3.2.4 Exciton Dissociation and Bimolecular Recombination
The exciton dissociation and bimolecular recombination characteristics of the solar panel cells are shown in Figure 4.
Figure 4: Exciton Dissociation and Bimolecular Recombination of Solar Panel Cells
(a) The short-circuit current reaches saturation at an effective voltage of approximately 3 V, with exciton dissociation efficiencies of 96.22% and 92.38% for A6:Y6-BO and A6:PTIC, respectively.
(b) The power law exponent values are 0.9750 and 0.9432 for A6:Y6-BO and A6:PTIC, respectively, indicating less charge recombination in A6:Y6-BO cells.
3.3 Discussion
The results demonstrate that the use of Y6-BO as the acceptor material, combined with the donor material A6, results in solar panel cells with higher photoelectric conversion efficiency compared to cells using PTIC as the acceptor material. This is attributed to the broader absorption range and better charge transport properties of Y6-BO.
4. Conclusion
4.1 Key Findings
- Material Properties: The synthesized donor material A6 exhibits wide bandgap properties with an optical bandgap of 2.10 eV and an electrochemical bandgap of 2.69 eV.
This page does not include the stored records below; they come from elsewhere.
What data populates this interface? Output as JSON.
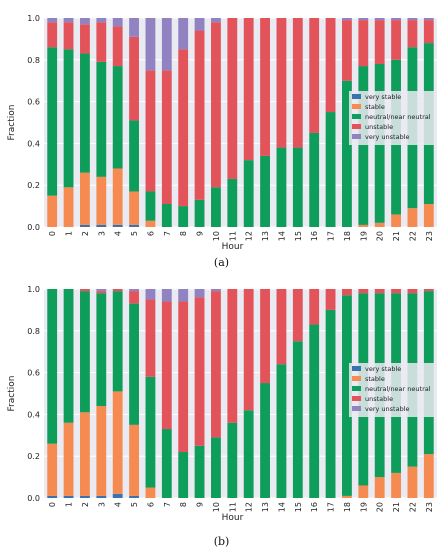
{
  "chart_data": [
    {
      "type": "bar",
      "stacked": true,
      "panel_label": "(a)",
      "title": "",
      "xlabel": "Hour",
      "ylabel": "Fraction",
      "ylim": [
        0,
        1
      ],
      "yticks": [
        "0.0",
        "0.2",
        "0.4",
        "0.6",
        "0.8",
        "1.0"
      ],
      "grid": true,
      "legend_position": "center-right",
      "categories": [
        "0",
        "1",
        "2",
        "3",
        "4",
        "5",
        "6",
        "7",
        "8",
        "9",
        "10",
        "11",
        "12",
        "13",
        "14",
        "15",
        "16",
        "17",
        "18",
        "19",
        "20",
        "21",
        "22",
        "23"
      ],
      "series": [
        {
          "name": "very stable",
          "color": "#3a72b0",
          "values": [
            0,
            0,
            0.01,
            0.01,
            0.01,
            0.01,
            0,
            0,
            0,
            0,
            0,
            0,
            0,
            0,
            0,
            0,
            0,
            0,
            0,
            0,
            0,
            0,
            0,
            0
          ]
        },
        {
          "name": "stable",
          "color": "#f58b50",
          "values": [
            0.15,
            0.19,
            0.25,
            0.23,
            0.27,
            0.16,
            0.03,
            0,
            0,
            0,
            0,
            0,
            0,
            0,
            0,
            0,
            0,
            0,
            0,
            0.01,
            0.02,
            0.06,
            0.09,
            0.11
          ]
        },
        {
          "name": "neutral/near neutral",
          "color": "#0e9d5a",
          "values": [
            0.71,
            0.66,
            0.57,
            0.55,
            0.49,
            0.34,
            0.14,
            0.11,
            0.1,
            0.13,
            0.19,
            0.23,
            0.32,
            0.34,
            0.38,
            0.38,
            0.45,
            0.55,
            0.7,
            0.76,
            0.76,
            0.74,
            0.77,
            0.77
          ]
        },
        {
          "name": "unstable",
          "color": "#e2545a",
          "values": [
            0.12,
            0.13,
            0.14,
            0.19,
            0.19,
            0.4,
            0.58,
            0.64,
            0.75,
            0.81,
            0.79,
            0.77,
            0.68,
            0.66,
            0.62,
            0.62,
            0.55,
            0.45,
            0.29,
            0.22,
            0.21,
            0.19,
            0.13,
            0.11
          ]
        },
        {
          "name": "very unstable",
          "color": "#9183c2",
          "values": [
            0.02,
            0.02,
            0.03,
            0.02,
            0.04,
            0.09,
            0.25,
            0.25,
            0.15,
            0.06,
            0.02,
            0,
            0,
            0,
            0,
            0,
            0,
            0,
            0.01,
            0.01,
            0.01,
            0.01,
            0.01,
            0.01
          ]
        }
      ]
    },
    {
      "type": "bar",
      "stacked": true,
      "panel_label": "(b)",
      "title": "",
      "xlabel": "Hour",
      "ylabel": "Fraction",
      "ylim": [
        0,
        1
      ],
      "yticks": [
        "0.0",
        "0.2",
        "0.4",
        "0.6",
        "0.8",
        "1.0"
      ],
      "grid": true,
      "legend_position": "center-right",
      "categories": [
        "0",
        "1",
        "2",
        "3",
        "4",
        "5",
        "6",
        "7",
        "8",
        "9",
        "10",
        "11",
        "12",
        "13",
        "14",
        "15",
        "16",
        "17",
        "18",
        "19",
        "20",
        "21",
        "22",
        "23"
      ],
      "series": [
        {
          "name": "very stable",
          "color": "#3a72b0",
          "values": [
            0.01,
            0.01,
            0.01,
            0.01,
            0.02,
            0.01,
            0,
            0,
            0,
            0,
            0,
            0,
            0,
            0,
            0,
            0,
            0,
            0,
            0,
            0,
            0,
            0,
            0,
            0
          ]
        },
        {
          "name": "stable",
          "color": "#f58b50",
          "values": [
            0.25,
            0.35,
            0.4,
            0.43,
            0.49,
            0.34,
            0.05,
            0,
            0,
            0,
            0,
            0,
            0,
            0,
            0,
            0,
            0,
            0,
            0.01,
            0.06,
            0.1,
            0.12,
            0.15,
            0.21
          ]
        },
        {
          "name": "neutral/near neutral",
          "color": "#0e9d5a",
          "values": [
            0.74,
            0.64,
            0.58,
            0.54,
            0.48,
            0.58,
            0.53,
            0.33,
            0.22,
            0.25,
            0.29,
            0.36,
            0.42,
            0.55,
            0.64,
            0.75,
            0.83,
            0.9,
            0.96,
            0.92,
            0.88,
            0.86,
            0.83,
            0.78
          ]
        },
        {
          "name": "unstable",
          "color": "#e2545a",
          "values": [
            0,
            0,
            0.01,
            0.01,
            0.01,
            0.06,
            0.37,
            0.61,
            0.72,
            0.71,
            0.7,
            0.64,
            0.58,
            0.45,
            0.36,
            0.25,
            0.17,
            0.1,
            0.03,
            0.02,
            0.02,
            0.02,
            0.02,
            0.01
          ]
        },
        {
          "name": "very unstable",
          "color": "#9183c2",
          "values": [
            0,
            0,
            0,
            0.01,
            0,
            0.01,
            0.05,
            0.06,
            0.06,
            0.04,
            0.01,
            0,
            0,
            0,
            0,
            0,
            0,
            0,
            0,
            0,
            0,
            0,
            0,
            0
          ]
        }
      ]
    }
  ]
}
- Optimal Conditions: The optimal energy conversion efficiency of 15.23% is achieved when the donor-to-acceptor ratio is 1:1.5 and the film thickness is 100 nm.
- Performance Comparison: Solar panel cells prepared with A6 and Y6-BO exhibit higher power conversion efficiency, current density, carrier mobility, and charge transport rate compared to cells prepared with A6 and PTIC.
4.2 Implications
The development of high-efficiency solar panel cells using novel materials has important implications for the utilization of solar energy. By improving the photoelectric conversion efficiency, the cost of solar energy can be reduced, promoting its wider application in various fields.
4.3 Future Work
Future research could focus on:
- Material Optimization: Further optimization of the donor and acceptor materials to achieve even higher photoelectric conversion efficiencies.
- Scalability: Investigating the scalability of the fabrication process for large-scale production of high-efficiency solar panel cells.
- System Integration: Developing intelligent acquisition systems that can efficiently collect and utilize the energy generated by high-efficiency solar panel cells in low-carbon parks.